I recently bought a little LC meter on EBay. It was like $10.
When I got it, I immediately made a variable capacitor out of some aluminum foil, cardboard, and a piece of plastic so I could measure it. Great fun.
Not long after, I was building the Mighty Mite, and thought "hey, here is a coil! I should measure it!"
Nothing.
I thought maybe it was out of range, or there was some other reason it wouldn't measure. But, it could also be that it just wasn't working for inductance.
So I decided to build a meter to compare with.
I didn't want to spend a lot of time reinventing any wheels, so I cast around for a design someone had already made. There are quite a few out there, but I wanted to focus on quick and simple, and found
this.
His page explains how it works really well. Basically it is an LC tank formed between a known capacitance and your unknown coil. It uses a comparator that I luckily happened to have in my junkbox. I didn't have the 1uF caps, but I had some 0.47uF that I put in parallel. My LC meter says that all together they equal 2uF, which is exactly what I needed.

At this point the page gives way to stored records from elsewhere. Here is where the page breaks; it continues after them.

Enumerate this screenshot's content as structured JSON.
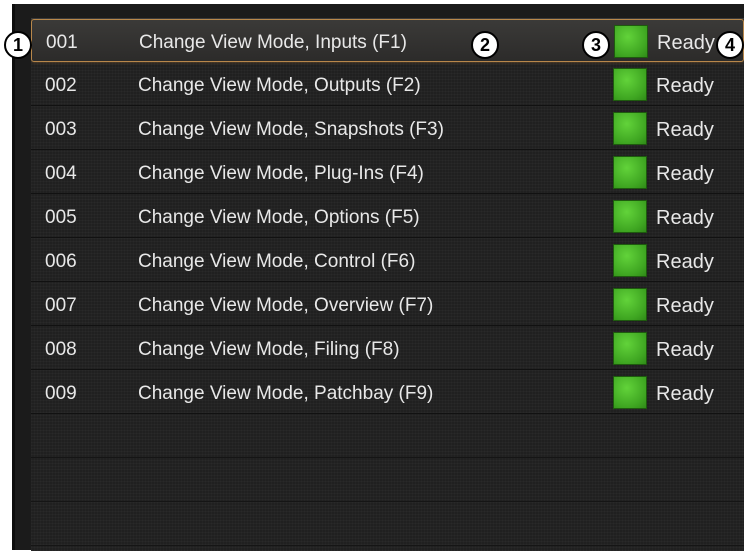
{
  "rows": [
    {
      "number": "001",
      "label": "Change View Mode, Inputs (F1)",
      "status": "Ready"
    },
    {
      "number": "002",
      "label": "Change View Mode, Outputs (F2)",
      "status": "Ready"
    },
    {
      "number": "003",
      "label": "Change View Mode, Snapshots (F3)",
      "status": "Ready"
    },
    {
      "number": "004",
      "label": "Change View Mode, Plug-Ins (F4)",
      "status": "Ready"
    },
    {
      "number": "005",
      "label": "Change View Mode, Options (F5)",
      "status": "Ready"
    },
    {
      "number": "006",
      "label": "Change View Mode, Control (F6)",
      "status": "Ready"
    },
    {
      "number": "007",
      "label": "Change View Mode, Overview (F7)",
      "status": "Ready"
    },
    {
      "number": "008",
      "label": "Change View Mode, Filing (F8)",
      "status": "Ready"
    },
    {
      "number": "009",
      "label": "Change View Mode, Patchbay (F9)",
      "status": "Ready"
    }
  ],
  "selected_row": "001",
  "status_color": "#3ea521",
  "selection_color": "#b8874a",
  "callouts": [
    "1",
    "2",
    "3",
    "4"
  ]
}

I wound some wire on a pill bottle to have something to measure. I
calculated that it should have an inductance of 31.1uH. The Arduino measured it as 45.59uH. The EBay device measured it as 0.
AND THEN...
Someone on the QRP-Tech Yahoo Group was asking about who had what LC Meters. I mentioned I had this one that only measured capacitance.
A nice man by the name of Steve wrote me to ask if I shorted the leads when I first go to measure the inductance, as it requires that. Um... no. No I did not. Now, to my credit, it didn't come with instructions and that isn't intuitive. In any case, now that I know how to actually use it, it seems to work.
All in all, though, I'm glad I had the issue, because it gave me an excuse to wire up this project!